Quando ele, talvez o rosto e nome mais conhecido do esporte brasileiro da atualidade, escolhe ser representante para o projeto político do horror, da fome, da violência, não merece ser ovacionado como grande líder da nossa Seleção Brasileira de futebol masculino, aquela que levava a gente na década de 90 a pintar muros, que nos levava a chorar junto com a dor de Ronaldo e a vibrar de alegria com sua recuperação e seus gols.

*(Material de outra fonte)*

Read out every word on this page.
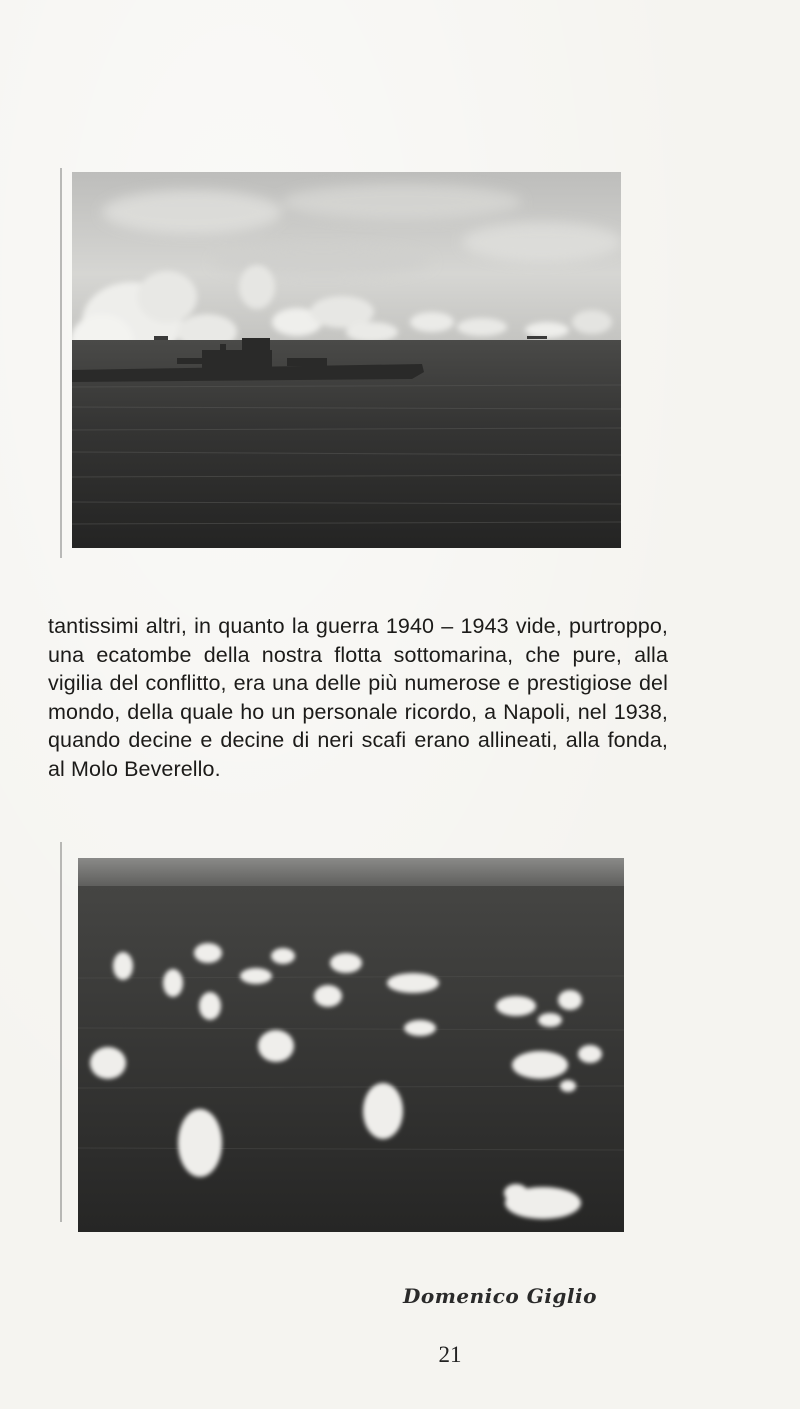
tantissimi altri, in quanto la guerra 1940 – 1943 vide, purtroppo, una ecatombe della nostra flotta sottomarina, che pure, alla vigilia del conflitto, era una delle più numerose e prestigiose del mondo, della quale ho un personale ricordo, a Napoli, nel 1938, quando decine e decine di neri scafi erano allineati, alla fonda, al Molo Beverello.
Domenico Giglio
21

Para muitos homens eu entendo o que Neymar representa: muito dinheiro, poder, sucesso, ter a mulher que deseja e a hora que deseja. Só que para muitas mulheres, ele representa medo, angústia, sarcasmo com a nossa dor. Não dá para torcer para alguém que promete, ao fazer o primeiro gol na Copa, homenagear o homem que já disse que não estupraria uma mulher porque não merecia, que falou que homossexuais merecem apanhar, que negros pesam em arrobas, que manda jornalistas calarem a boca, que corta verba para tratamento de câncer de mama, que corta dinheiro da educação básica.

Entendo que esse “cálculo”, para muitos homens, nem é feito ao escolherem seus ídolos e quem os representa, seja na política institucional ou na política cotidiana das ruas. Para nós, mulheres, o cálculo é precioso, pois vale nossa própria vida muitas vezes.

Este texto não traduz, necessariamente, a opinião de A Gazeta.